Netflix is releasing two Stephen King film adaptations. Gerald’s Game, which came out last Friday, and 1922, which is coming out on the 20th. They both can be enjoyed in the comfort of your own home during this Halloween season.
Recently, I watched the home-invasion thriller Hush, directed by Mike Flanagan (Oculus). I was really impressed what he did with the movie. Featuring minimal dialogue; not to mention a deaf protagonist (different for the horror genre), he never lets up the suspense. Everyone can relate to this movie about having the feeling that somebody maybe watching you. However, in Flanagan’s latest, Gerald’s Game, the main fear is losing someone close, as well as the past.
Jessie (Cara Gugino) and Gerald Burlingame (Bruce Greenwood) are a middle-aged couple struggling to keep their marriage afloat. They decide to spice things up a bit for the weekend at a lake house in the middle of nowhere. While having sex, Gerald handcuffs Jessie to the bedpost. She thinks Gerald has taken things too far. “This is turning into some rape fantasy I never knew you had,” she tells him.

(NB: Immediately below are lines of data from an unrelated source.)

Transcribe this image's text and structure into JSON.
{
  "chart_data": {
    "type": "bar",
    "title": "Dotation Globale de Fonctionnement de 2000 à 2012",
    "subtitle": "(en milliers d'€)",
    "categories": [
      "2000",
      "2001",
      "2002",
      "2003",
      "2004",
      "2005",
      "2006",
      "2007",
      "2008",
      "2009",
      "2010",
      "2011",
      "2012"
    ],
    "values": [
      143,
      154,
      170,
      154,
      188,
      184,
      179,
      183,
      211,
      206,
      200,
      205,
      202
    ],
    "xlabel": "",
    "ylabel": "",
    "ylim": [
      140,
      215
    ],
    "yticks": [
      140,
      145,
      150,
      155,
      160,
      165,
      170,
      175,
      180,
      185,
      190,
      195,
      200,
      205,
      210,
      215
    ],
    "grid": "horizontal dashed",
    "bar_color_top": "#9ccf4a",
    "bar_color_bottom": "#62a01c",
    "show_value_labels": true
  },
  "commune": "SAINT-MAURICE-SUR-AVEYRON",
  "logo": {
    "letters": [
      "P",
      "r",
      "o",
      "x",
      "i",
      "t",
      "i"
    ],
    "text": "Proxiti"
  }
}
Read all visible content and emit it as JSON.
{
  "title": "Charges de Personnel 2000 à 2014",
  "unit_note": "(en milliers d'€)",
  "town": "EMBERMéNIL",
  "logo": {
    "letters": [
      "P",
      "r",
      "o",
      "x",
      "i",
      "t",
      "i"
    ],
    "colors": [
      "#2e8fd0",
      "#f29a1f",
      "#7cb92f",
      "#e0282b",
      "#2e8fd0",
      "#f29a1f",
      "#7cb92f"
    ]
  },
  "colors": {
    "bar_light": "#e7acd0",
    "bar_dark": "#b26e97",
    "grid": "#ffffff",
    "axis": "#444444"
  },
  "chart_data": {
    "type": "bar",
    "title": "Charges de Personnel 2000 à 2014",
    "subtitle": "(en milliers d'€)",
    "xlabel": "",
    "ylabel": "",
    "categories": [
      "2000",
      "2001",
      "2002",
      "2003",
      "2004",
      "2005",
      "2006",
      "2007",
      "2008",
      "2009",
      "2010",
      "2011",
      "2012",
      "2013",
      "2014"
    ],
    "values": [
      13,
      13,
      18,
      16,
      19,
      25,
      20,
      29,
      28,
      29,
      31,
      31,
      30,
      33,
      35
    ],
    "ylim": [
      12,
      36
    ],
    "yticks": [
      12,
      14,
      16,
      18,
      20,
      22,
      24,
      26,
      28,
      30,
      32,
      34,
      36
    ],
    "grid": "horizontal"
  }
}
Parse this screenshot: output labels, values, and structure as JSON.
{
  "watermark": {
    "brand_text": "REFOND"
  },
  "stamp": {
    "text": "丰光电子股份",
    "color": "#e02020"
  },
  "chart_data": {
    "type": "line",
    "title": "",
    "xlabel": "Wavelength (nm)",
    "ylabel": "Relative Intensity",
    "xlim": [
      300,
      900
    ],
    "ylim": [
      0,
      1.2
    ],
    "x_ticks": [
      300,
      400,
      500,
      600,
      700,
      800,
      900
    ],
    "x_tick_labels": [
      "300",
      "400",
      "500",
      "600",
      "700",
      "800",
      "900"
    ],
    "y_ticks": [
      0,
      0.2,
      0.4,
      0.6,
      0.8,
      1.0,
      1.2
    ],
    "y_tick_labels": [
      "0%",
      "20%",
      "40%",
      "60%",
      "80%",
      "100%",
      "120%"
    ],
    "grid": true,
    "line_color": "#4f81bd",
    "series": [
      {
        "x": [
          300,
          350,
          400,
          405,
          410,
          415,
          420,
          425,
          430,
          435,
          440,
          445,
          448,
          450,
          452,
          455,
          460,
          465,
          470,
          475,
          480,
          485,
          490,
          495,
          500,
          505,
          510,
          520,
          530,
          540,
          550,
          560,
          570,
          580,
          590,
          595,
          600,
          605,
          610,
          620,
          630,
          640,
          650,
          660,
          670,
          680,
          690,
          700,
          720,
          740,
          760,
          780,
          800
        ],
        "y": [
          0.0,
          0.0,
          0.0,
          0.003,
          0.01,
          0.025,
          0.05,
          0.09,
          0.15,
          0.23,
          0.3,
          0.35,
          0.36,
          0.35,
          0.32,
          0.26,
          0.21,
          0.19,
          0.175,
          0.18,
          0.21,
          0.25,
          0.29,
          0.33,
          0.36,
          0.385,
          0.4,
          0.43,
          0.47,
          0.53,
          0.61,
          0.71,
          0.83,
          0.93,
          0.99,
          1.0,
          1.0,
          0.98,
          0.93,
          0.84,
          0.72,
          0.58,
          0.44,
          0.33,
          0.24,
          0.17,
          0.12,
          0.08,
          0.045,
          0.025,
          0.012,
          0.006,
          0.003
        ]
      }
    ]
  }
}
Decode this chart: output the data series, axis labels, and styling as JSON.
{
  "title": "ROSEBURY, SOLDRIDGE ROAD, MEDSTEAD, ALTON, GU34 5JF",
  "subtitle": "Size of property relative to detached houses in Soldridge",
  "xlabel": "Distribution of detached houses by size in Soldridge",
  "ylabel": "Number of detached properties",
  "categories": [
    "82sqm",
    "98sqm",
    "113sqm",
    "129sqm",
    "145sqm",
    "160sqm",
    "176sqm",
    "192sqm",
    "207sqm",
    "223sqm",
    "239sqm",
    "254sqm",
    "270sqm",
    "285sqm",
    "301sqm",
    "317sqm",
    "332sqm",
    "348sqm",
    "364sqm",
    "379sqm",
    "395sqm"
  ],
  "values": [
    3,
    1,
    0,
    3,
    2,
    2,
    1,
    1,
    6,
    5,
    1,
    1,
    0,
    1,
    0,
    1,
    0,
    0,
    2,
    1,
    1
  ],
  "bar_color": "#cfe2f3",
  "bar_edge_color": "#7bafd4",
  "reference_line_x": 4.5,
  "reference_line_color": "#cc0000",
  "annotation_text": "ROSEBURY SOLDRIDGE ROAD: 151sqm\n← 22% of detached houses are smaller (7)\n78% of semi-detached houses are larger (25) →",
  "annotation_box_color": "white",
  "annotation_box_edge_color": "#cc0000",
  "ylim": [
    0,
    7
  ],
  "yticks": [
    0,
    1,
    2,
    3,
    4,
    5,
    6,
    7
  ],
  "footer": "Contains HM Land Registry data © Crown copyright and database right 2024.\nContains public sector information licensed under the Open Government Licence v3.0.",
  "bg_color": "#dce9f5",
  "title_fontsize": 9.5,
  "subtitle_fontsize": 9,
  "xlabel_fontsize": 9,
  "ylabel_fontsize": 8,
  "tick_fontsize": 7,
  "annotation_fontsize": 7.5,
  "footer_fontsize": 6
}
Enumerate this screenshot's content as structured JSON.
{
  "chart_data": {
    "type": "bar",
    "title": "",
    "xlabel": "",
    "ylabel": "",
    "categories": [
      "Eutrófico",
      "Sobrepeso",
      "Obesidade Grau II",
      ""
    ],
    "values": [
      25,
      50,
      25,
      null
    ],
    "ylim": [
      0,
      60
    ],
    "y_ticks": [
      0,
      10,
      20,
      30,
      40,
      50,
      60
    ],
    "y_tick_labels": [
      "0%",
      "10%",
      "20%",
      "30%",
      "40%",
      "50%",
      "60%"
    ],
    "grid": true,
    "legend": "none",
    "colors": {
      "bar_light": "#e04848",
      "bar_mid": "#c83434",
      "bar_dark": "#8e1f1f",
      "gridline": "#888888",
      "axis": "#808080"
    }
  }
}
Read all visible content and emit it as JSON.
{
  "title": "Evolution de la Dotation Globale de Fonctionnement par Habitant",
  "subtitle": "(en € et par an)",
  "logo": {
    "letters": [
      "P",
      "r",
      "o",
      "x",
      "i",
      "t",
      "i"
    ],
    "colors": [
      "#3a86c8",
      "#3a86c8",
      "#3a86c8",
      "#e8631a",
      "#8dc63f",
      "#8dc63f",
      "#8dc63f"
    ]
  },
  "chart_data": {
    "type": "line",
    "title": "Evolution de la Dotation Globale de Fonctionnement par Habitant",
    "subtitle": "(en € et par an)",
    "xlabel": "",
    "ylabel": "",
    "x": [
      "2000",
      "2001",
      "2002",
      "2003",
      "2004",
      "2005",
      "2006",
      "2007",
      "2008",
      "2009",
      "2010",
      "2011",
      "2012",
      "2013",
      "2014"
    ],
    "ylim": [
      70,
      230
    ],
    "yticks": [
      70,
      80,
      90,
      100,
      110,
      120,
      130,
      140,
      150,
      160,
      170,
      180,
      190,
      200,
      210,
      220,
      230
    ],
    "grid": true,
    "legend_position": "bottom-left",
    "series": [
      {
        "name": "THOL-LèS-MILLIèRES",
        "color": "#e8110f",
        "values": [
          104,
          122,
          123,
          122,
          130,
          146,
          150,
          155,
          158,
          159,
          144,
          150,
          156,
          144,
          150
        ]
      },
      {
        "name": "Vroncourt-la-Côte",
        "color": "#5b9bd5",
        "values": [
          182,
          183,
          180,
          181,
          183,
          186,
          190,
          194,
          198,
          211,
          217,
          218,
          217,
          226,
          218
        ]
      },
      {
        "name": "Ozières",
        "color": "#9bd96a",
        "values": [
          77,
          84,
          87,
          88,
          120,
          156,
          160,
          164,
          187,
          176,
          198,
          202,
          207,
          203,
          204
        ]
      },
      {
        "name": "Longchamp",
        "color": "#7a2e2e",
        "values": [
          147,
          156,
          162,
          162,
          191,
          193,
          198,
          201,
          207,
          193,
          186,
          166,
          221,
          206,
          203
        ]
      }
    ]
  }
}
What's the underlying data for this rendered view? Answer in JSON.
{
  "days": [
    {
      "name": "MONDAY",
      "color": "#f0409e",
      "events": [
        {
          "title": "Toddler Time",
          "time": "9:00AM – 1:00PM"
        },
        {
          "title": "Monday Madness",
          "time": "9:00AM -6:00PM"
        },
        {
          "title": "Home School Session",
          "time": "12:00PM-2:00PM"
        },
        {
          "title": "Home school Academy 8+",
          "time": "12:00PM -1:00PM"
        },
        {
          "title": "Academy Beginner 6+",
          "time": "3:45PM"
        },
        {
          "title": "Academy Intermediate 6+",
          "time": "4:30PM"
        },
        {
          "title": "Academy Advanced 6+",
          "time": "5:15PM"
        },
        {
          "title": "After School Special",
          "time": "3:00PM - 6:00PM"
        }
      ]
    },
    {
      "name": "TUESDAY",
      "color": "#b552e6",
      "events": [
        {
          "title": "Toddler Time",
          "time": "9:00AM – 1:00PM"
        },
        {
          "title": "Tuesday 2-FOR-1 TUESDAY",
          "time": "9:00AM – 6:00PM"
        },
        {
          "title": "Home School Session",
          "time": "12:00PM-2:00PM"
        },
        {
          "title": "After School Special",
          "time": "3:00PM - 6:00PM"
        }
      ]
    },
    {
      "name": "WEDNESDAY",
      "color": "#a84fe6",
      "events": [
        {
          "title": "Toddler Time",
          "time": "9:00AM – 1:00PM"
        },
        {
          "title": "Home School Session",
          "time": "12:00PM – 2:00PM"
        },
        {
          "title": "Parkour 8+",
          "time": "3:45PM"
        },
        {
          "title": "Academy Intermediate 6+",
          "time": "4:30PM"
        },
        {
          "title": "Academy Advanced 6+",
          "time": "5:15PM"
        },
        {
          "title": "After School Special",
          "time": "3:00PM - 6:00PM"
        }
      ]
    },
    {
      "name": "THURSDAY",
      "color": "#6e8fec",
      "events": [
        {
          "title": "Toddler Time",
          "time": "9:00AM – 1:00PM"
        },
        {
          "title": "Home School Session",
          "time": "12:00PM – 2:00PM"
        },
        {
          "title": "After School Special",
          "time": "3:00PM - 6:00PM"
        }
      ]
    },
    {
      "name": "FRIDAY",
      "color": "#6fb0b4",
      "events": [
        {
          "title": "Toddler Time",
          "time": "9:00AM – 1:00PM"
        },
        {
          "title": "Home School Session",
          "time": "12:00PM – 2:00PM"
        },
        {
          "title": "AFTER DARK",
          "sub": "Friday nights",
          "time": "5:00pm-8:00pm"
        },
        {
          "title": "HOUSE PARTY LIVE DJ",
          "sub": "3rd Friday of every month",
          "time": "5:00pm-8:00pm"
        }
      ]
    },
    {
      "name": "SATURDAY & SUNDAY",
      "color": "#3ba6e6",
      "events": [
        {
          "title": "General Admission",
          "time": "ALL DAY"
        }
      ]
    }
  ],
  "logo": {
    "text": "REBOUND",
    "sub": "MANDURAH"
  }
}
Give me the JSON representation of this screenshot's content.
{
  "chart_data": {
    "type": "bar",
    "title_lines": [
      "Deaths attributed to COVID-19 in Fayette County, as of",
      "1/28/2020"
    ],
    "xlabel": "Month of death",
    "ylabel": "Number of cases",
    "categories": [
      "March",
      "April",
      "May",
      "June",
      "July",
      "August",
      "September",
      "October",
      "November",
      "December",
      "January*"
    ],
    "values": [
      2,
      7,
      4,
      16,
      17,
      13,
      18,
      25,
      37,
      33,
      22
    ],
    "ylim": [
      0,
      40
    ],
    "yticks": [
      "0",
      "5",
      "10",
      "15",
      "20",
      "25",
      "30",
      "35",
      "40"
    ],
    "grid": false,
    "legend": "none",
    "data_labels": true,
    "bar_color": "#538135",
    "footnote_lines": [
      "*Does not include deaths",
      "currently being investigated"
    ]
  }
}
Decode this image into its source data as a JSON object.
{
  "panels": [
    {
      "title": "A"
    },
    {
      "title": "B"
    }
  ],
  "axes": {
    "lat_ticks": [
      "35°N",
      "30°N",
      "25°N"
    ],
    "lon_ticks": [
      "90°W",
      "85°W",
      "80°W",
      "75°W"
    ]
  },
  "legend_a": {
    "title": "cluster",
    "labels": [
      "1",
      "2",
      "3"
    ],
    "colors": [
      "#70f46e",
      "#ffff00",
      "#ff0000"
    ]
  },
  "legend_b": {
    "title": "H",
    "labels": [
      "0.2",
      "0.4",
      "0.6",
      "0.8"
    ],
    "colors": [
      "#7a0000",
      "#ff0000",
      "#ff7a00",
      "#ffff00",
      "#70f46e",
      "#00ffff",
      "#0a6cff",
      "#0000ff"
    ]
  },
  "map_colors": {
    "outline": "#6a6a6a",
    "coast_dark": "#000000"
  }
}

Then, the unthinkable happens. Gerald dies from a heart attack; leaving Jessie still in handcuffs. Spending hours on end yelling for help with any lack of thirst, Jessie begins to hallucinate and have terrible dreams. She begins to fight for her life.
Since its 1992 publication, Gerald’s Game has been deemed as “unfilmable”. Fast forward to 2017, where anything can be possible. Flanagan simply breaks that barrier, and turns one of King’s least popular books into a disturbing work of art. His bag of tricks come to good use here. For instance, the use of the red filters during Jessie’s shocking flashbacks of her as a little girl anticipating the solar eclipse with her father (Henry Thomas, Elliott from E.T.) over the lake.
Carla Gugino and Bruce Greenwood are at the top of their game here. Greenwood, an understated actor, has starred in plenty of films for many years, from Racing Stripes to Eight Below to Star Trek to Flight, among others. His turn as Gerald is one of the best of his career. As for Gugino, it’s hard to imagine the physical and emotional pain she had to endure.
While Gerald’s Game is far from perfect (the final act is a little weird), this white-knuckling psychological thriller is what 50 Shades of Grey should have been.